Il en sera en conséquence débouté.
- sur les suites de la procédure
Aux termes de l’article 781 du code de procédure civile, le juge de la mise en état fixe, au fur et à mesure, les délais nécessaires à l'instruction de l'affaire, eu égard à la nature, à l'urgence et à la complexité de celle-ci, et après avoir provoqué l'avis des avocats. Il peut accorder des prorogations de délai. Il peut, après avoir recueilli l'avis des avocats, fixer un calendrier de la mise en état. Le calendrier comporte le nombre prévisible et la date des échanges de conclusions, la date de la clôture, celle des débats et, par dérogation aux premier et deuxième alinéas de l'article 450, celle du prononcé de la décision.
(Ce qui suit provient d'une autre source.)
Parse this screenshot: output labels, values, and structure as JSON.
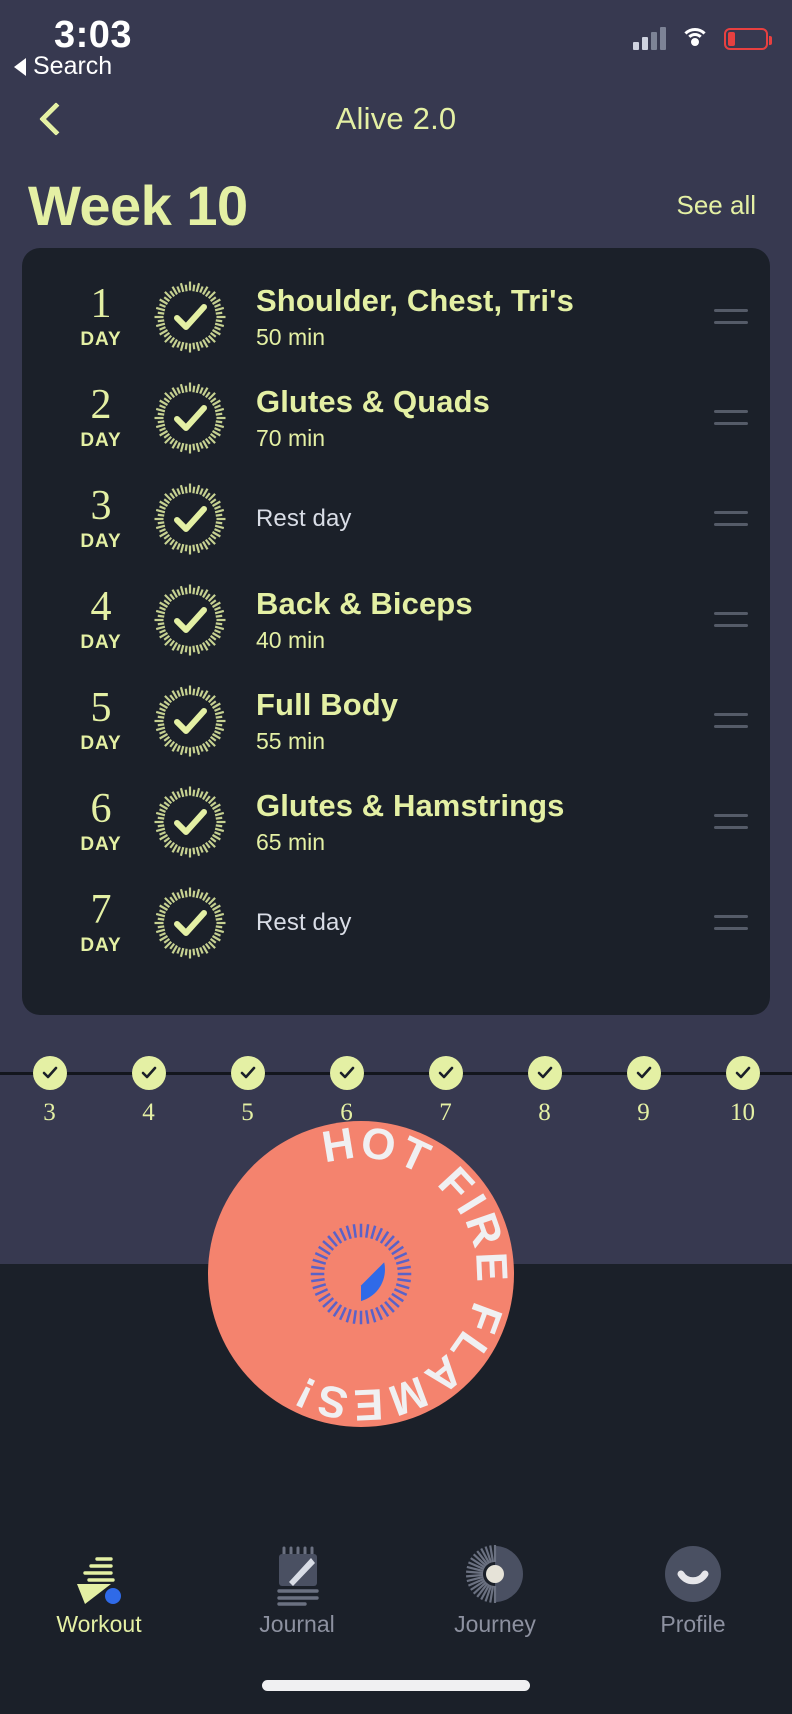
{
  "status_bar": {
    "time": "3:03",
    "back_label": "Search",
    "icons": {
      "cellular": "signal-bars-icon",
      "wifi": "wifi-icon",
      "battery": "battery-low-icon"
    }
  },
  "nav": {
    "back_icon": "chevron-left-icon",
    "title": "Alive 2.0"
  },
  "week_header": {
    "title": "Week 10",
    "see_all": "See all"
  },
  "day_label": "DAY",
  "days": [
    {
      "num": "1",
      "title": "Shoulder, Chest, Tri's",
      "duration": "50 min",
      "rest": false,
      "status": "complete"
    },
    {
      "num": "2",
      "title": "Glutes & Quads",
      "duration": "70 min",
      "rest": false,
      "status": "complete"
    },
    {
      "num": "3",
      "title": "Rest day",
      "duration": "",
      "rest": true,
      "status": "complete"
    },
    {
      "num": "4",
      "title": "Back & Biceps",
      "duration": "40 min",
      "rest": false,
      "status": "complete"
    },
    {
      "num": "5",
      "title": "Full Body",
      "duration": "55 min",
      "rest": false,
      "status": "complete"
    },
    {
      "num": "6",
      "title": "Glutes & Hamstrings",
      "duration": "65 min",
      "rest": false,
      "status": "complete"
    },
    {
      "num": "7",
      "title": "Rest day",
      "duration": "",
      "rest": true,
      "status": "complete"
    }
  ],
  "week_timeline": {
    "weeks": [
      "3",
      "4",
      "5",
      "6",
      "7",
      "8",
      "9",
      "10"
    ],
    "completed": [
      true,
      true,
      true,
      true,
      true,
      true,
      true,
      true
    ]
  },
  "badge": {
    "text": "HOT FIRE FLAMES!",
    "center_icon": "safari-compass-icon",
    "color": "#f4836e",
    "text_color": "#f0f0f2"
  },
  "tabs": [
    {
      "label": "Workout",
      "icon": "workout-bolt-icon",
      "active": true
    },
    {
      "label": "Journal",
      "icon": "notebook-pencil-icon",
      "active": false
    },
    {
      "label": "Journey",
      "icon": "journey-burst-icon",
      "active": false
    },
    {
      "label": "Profile",
      "icon": "profile-avatar-icon",
      "active": false
    }
  ],
  "colors": {
    "accent": "#e4f0a4",
    "background": "#373950",
    "card": "#1b2029",
    "badge": "#f4836e",
    "muted": "#8d91a0"
  }
}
Les délais fixés dans le calendrier de la mise en état ne peuvent être prorogés qu'en cas de cause grave et dûment justifiée.
En l’espèce, la procédure de divorce a été engagée par assignation du 16 juillet 2021.
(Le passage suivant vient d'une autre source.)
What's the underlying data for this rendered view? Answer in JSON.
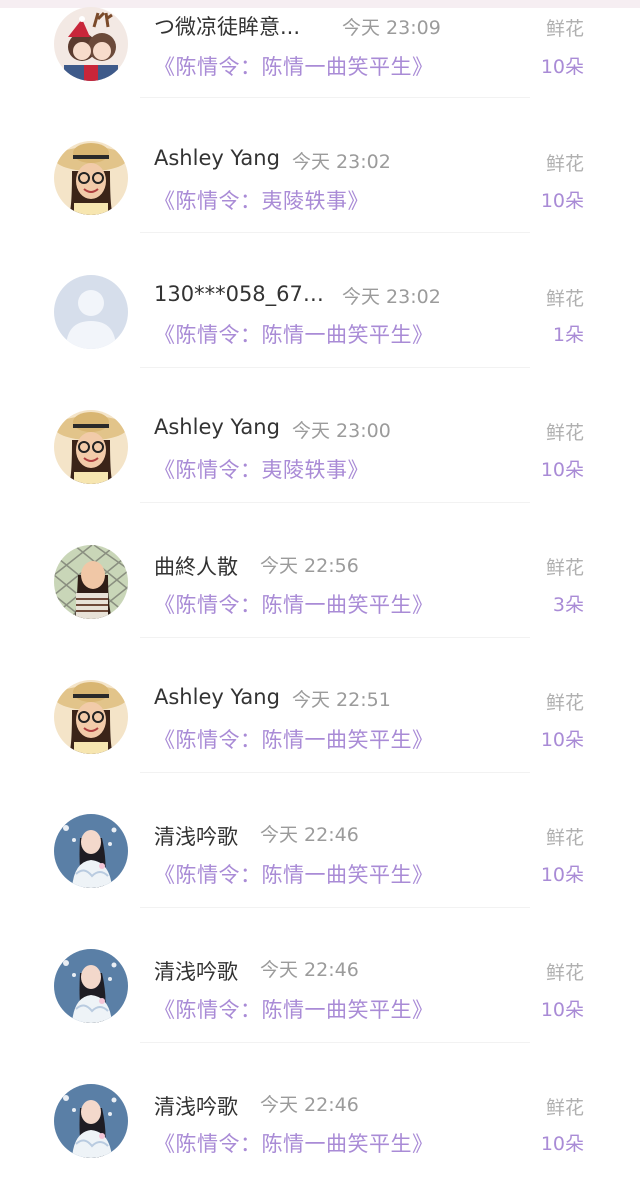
{
  "gift_label": "鲜花",
  "rows": [
    {
      "name": "つ微凉徒眸意...",
      "time": "今天 23:09",
      "book": "《陈情令：陈情一曲笑平生》",
      "count": "10朵",
      "avatar": "christmas-avatar"
    },
    {
      "name": "Ashley Yang",
      "time": "今天 23:02",
      "book": "《陈情令：夷陵轶事》",
      "count": "10朵",
      "avatar": "hat-girl-avatar"
    },
    {
      "name": "130***058_677...",
      "time": "今天 23:02",
      "book": "《陈情令：陈情一曲笑平生》",
      "count": "1朵",
      "avatar": "default-user-avatar"
    },
    {
      "name": "Ashley Yang",
      "time": "今天 23:00",
      "book": "《陈情令：夷陵轶事》",
      "count": "10朵",
      "avatar": "hat-girl-avatar"
    },
    {
      "name": "曲終人散",
      "time": "今天 22:56",
      "book": "《陈情令：陈情一曲笑平生》",
      "count": "3朵",
      "avatar": "fence-girl-avatar"
    },
    {
      "name": "Ashley Yang",
      "time": "今天 22:51",
      "book": "《陈情令：陈情一曲笑平生》",
      "count": "10朵",
      "avatar": "hat-girl-avatar"
    },
    {
      "name": "清浅吟歌",
      "time": "今天 22:46",
      "book": "《陈情令：陈情一曲笑平生》",
      "count": "10朵",
      "avatar": "hanfu-girl-avatar"
    },
    {
      "name": "清浅吟歌",
      "time": "今天 22:46",
      "book": "《陈情令：陈情一曲笑平生》",
      "count": "10朵",
      "avatar": "hanfu-girl-avatar"
    },
    {
      "name": "清浅吟歌",
      "time": "今天 22:46",
      "book": "《陈情令：陈情一曲笑平生》",
      "count": "10朵",
      "avatar": "hanfu-girl-avatar"
    }
  ]
}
Monsieur [P] [C] a conclu sur le fondement du divorce et sur ses conséquences par conclusions transmises le 07 février 2024.
Madame [I] [W] a changé de conseil en octobre 2024 après avoir conclu sur le fondement du divorce et sur ses conséquences. Elle a disposé à ce jour de plus d’un an pour répondre aux dernières écritures de Monsieur [P] [C] et a choisi un nouveau conseil il y a plus de six mois.
La question de la fixation de la résidence d’[F] et du droit de visite et d’hébergement du parent non hébergeant peut être tranchée avec le divorce et relève d’ailleurs de la compétenec du juge aux affaires familiales.
Il convient en conséquence de convoquer les conseils de parties pour l’audience du 05 juin 2025 à 11h (audience de mise en état) pour mise en place d’un calendrier de mise en état en vue du prononcé du divorce.
Sur les dépens
Les dépens de l’incident suivront ceux du fond de l’instance.
Dispositif
PAR CES MOTIFS
Nous, juge de la mise en état, statuant en premier ressort par décision contradictoire,
DEBOUTONS Madame [I] [W] et Monsieur [P] [C] de toutes leurs demandes, fins et conclusions ;
INVITONS les conseils des parties à se présenter à l’audience du 05 juin 2025 à 11h (bureau 318) pour mise en place d’un calendrier de mise en état en vue du prononcé du divorce ;
RESERVONS les dépens.
AINSI JUGÉ ET PRONONCÉ PAR MISE A DISPOSITION AU GREFFE DE LA JURIDICTION LE QUATORZE MAI DEUX MILLE VINGT- CINQ, LES PARTIES EN AYANT ÉTÉ AVISÉES CONFORMÉMENT A L’ARTICLE 450 DU CODE DE PROCÉDURE CIVILE.